Le haut-commissaire a aussi évoqué une nouvelle structure pour gérer cette “retraite universelle”.
Cette nouvelle structure remplacera donc la CNAV et l’ARRCO/AGIRC. De fait, on peut supposer que les GPS Retraite (environ une quinzaine) vont disparaître au 1er janvier 2025, date de mise en place du nouveau système.

Je pense que cette nouvelle structure ne pourra pas reprendre les effectifs des entités obsolètes.
Tout porte à croire que les effectifs de la CNAV seront suffisant de part leur nombre et le statut de ses salariés.
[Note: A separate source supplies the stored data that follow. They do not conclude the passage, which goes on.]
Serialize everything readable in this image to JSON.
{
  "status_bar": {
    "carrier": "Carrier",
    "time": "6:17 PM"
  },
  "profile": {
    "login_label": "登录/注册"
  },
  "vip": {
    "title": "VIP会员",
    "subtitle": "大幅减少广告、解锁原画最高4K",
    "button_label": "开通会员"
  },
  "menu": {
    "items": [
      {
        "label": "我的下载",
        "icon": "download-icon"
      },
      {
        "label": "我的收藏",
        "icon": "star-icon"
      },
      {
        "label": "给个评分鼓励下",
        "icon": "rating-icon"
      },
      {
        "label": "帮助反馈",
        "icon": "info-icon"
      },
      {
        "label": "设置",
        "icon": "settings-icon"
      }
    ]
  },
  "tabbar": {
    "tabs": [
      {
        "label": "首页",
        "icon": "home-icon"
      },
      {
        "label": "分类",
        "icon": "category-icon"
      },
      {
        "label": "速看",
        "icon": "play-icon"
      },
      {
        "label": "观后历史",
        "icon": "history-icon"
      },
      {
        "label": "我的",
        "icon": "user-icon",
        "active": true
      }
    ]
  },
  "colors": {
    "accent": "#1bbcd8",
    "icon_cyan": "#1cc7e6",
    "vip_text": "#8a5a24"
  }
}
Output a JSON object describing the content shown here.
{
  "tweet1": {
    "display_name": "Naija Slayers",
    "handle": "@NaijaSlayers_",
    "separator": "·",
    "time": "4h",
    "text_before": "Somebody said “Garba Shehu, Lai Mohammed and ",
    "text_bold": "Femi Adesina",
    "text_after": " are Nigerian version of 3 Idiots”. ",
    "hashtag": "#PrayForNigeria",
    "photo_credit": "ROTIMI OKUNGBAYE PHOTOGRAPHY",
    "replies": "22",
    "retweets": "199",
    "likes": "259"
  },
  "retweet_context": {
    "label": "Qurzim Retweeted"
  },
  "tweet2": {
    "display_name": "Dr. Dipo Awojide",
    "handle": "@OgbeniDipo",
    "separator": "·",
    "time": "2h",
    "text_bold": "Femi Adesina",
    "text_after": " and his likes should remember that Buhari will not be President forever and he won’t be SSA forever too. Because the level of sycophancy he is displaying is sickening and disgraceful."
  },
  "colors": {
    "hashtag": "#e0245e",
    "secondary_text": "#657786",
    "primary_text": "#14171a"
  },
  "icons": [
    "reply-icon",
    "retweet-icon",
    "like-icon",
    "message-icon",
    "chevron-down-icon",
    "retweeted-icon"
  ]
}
Sauf erreur, on peut estimer à environ 20 000 les emplois travaillant sur la retraite complémentaire (tutelle + GPS). Que vont devenir ces emplois devenus inutiles au 1er janvier 2025 ?

Je ne pense pas que les GPS pourront les absorbés sur les activités concurrentielles (prévoyance…).

Ne faudrait-il pas s’en inquiéter déjà ?

J’ai cru comprendre que le bilan de la retraite complémentaire présentait un solde de 10 milliards d’€.
On espère que la nouvelle structure de retraite universelle ne va pas seulement récupérer ce magot et laisser sur le carreau ces 20 000 salariés.